Внештатные ситуации происходят в космосе практически каждый день, какие-то из них связаны с отказом научного оборудования, неприятны ситуации, когда отказывают системы жизнеобеспечения. Мы стараемся делать так, чтобы даже если был какой-то отказ, он был не критичен для жизни человека. Как правило, у нас есть резервы, и вся логика нашей программы строится таким образом, что один отказ не должен влиять на осуществление программы, два отказа не должны влиять на безопасность экипажа. Бывают варианты, когда подходим ближе к этой грани, но профессионализм и заключается в том, чтобы не переходить ее, не быть слишком близко к ситуации, которые могут быть опасны для жизни. 


– Есть ли у вас любимый небесный объект, за которым вам приятно наблюдать?

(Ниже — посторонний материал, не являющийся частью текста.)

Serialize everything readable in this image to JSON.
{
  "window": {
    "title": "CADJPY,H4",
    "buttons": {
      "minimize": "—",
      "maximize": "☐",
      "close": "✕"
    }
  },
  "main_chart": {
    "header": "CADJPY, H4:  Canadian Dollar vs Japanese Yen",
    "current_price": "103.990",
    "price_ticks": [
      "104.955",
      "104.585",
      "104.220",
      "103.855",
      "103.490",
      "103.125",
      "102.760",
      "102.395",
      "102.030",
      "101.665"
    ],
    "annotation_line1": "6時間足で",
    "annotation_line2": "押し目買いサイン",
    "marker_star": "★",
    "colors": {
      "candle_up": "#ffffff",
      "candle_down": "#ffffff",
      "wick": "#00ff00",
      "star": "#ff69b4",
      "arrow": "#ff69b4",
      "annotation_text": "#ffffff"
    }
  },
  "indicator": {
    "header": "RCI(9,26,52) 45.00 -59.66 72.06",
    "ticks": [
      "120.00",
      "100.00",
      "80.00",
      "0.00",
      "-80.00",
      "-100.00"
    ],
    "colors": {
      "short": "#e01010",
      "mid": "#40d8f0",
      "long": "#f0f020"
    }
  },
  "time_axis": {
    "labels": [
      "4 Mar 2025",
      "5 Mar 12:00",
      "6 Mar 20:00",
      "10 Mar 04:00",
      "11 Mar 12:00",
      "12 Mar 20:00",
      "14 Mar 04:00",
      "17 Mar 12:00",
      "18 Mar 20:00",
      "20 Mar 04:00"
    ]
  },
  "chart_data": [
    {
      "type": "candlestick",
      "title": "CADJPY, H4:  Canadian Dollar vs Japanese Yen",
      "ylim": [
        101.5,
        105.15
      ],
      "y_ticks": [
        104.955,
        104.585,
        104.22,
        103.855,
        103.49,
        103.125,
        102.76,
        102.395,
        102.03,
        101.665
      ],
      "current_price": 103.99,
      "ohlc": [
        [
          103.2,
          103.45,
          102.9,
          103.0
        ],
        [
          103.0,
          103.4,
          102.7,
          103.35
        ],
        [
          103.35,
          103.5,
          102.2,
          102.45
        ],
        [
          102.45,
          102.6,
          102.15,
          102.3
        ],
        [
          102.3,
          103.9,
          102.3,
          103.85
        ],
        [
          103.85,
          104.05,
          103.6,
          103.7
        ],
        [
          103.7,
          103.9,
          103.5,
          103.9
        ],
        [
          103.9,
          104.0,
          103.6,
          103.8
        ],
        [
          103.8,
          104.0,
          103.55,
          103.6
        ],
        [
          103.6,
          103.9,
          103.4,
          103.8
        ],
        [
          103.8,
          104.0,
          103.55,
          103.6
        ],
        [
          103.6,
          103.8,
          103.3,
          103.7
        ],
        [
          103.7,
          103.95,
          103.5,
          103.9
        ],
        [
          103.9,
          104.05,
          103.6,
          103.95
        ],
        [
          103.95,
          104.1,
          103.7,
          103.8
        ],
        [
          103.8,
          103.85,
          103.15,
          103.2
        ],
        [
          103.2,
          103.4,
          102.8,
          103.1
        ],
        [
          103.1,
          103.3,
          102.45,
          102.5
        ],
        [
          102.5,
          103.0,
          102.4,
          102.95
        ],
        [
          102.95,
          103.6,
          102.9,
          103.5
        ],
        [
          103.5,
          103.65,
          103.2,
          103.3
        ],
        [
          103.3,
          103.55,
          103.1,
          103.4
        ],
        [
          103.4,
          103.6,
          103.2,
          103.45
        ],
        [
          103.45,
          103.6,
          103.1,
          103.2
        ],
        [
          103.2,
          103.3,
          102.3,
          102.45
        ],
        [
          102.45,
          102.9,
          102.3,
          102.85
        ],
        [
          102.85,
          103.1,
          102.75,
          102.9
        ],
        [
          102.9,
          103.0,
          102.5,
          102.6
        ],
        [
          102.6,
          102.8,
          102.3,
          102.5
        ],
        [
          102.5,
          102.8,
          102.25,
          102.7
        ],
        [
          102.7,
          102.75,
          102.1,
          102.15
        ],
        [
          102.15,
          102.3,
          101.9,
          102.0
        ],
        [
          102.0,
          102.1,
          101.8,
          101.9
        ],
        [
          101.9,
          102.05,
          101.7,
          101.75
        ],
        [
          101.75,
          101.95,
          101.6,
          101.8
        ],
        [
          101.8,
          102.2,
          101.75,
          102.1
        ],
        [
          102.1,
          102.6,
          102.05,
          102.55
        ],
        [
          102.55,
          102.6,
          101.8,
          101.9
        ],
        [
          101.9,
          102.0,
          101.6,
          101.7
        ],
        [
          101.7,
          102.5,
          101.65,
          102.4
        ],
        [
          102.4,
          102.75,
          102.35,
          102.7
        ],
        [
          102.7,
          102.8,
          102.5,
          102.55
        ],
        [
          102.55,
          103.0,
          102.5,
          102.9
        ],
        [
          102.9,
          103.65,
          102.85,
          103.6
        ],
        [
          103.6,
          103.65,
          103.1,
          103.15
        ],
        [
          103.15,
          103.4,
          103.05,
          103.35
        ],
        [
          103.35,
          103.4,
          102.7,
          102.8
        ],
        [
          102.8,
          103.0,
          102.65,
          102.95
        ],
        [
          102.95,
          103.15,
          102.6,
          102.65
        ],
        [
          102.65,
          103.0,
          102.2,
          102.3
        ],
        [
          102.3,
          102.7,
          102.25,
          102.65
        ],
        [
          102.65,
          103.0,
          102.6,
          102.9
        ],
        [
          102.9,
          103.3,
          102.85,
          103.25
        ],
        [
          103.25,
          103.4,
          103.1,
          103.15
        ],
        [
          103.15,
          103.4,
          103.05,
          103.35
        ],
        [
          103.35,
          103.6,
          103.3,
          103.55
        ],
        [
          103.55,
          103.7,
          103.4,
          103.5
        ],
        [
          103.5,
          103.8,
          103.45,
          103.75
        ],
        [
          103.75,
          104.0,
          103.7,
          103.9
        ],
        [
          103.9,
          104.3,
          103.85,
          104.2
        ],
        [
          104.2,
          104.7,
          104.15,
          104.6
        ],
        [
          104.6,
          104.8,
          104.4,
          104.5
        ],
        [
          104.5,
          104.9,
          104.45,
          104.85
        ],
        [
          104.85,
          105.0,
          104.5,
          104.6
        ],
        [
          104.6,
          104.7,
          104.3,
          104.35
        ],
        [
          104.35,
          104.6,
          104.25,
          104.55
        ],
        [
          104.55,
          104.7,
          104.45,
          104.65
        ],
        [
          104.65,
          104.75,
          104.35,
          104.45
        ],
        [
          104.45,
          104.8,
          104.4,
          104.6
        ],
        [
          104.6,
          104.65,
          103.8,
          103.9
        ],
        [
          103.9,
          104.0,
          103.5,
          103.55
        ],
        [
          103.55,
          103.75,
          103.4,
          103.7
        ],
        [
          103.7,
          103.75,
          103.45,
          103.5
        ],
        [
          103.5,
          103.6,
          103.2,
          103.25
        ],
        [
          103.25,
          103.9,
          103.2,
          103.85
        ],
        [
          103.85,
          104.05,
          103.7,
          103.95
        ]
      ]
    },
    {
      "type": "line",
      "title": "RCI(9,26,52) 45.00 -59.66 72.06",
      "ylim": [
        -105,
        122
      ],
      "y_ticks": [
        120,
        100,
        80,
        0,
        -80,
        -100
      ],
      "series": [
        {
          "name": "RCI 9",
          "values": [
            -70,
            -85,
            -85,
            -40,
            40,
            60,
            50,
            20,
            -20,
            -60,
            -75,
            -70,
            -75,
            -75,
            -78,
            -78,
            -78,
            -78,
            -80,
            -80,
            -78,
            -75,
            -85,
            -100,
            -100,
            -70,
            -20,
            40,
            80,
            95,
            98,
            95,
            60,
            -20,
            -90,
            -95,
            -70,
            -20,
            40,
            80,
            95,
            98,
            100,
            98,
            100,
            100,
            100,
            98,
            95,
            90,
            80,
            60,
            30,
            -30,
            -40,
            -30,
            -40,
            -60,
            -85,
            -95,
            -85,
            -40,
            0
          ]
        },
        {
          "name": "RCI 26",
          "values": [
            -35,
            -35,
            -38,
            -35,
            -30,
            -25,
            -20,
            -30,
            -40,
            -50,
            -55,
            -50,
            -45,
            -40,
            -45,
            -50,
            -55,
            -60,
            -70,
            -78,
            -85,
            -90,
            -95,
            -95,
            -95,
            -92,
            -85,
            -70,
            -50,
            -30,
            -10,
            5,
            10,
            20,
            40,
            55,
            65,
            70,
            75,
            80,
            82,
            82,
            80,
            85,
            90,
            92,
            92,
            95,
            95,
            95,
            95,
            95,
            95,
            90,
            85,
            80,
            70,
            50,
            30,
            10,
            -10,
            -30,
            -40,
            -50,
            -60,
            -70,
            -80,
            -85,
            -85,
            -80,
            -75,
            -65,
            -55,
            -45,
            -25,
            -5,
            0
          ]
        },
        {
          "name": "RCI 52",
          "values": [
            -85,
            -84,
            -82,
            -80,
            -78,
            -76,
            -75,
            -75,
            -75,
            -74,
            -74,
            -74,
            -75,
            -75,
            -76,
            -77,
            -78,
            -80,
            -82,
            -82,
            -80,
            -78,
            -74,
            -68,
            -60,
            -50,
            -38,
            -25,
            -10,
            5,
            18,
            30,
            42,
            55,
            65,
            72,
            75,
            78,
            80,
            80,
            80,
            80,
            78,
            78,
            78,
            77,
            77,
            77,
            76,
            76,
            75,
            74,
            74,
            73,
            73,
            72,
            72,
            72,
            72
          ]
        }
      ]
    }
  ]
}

– Луна – интересный объект. Очень интересно смотреть, как она искажается при заходе за атмосферу. Когда ты смотришь на Луну в космосе, она несильно отличается от того, что мы видим на Земле. Но когда она начинает подходить к горизонту и погружаться в атмосферу, появляются искажения, которые иногда мы видим здесь, на Земле, когда сплющивается Солнце или кажется, что увеличивается Луна. А там все это происходит несколько секунд или десятков секунд, но это очень захватывающее зрелище, и мы стараемся делать фотографии дл того, чтобы показать тем, кто не имеет такой возможности, как мы, посмотреть, как это выглядит из космоса. 

– Чем привлекательна лунная орбита для построения станции? И какая космонавтика будущего нас ждет в последние десятилетия?

– Космонавтика будущего – это, во-первых, продолжение полетов на орбиту. Много шло дискуссий: летаем все по орбите Земли, давайте полетим дальше. Наверное, да, надо лететь дальше.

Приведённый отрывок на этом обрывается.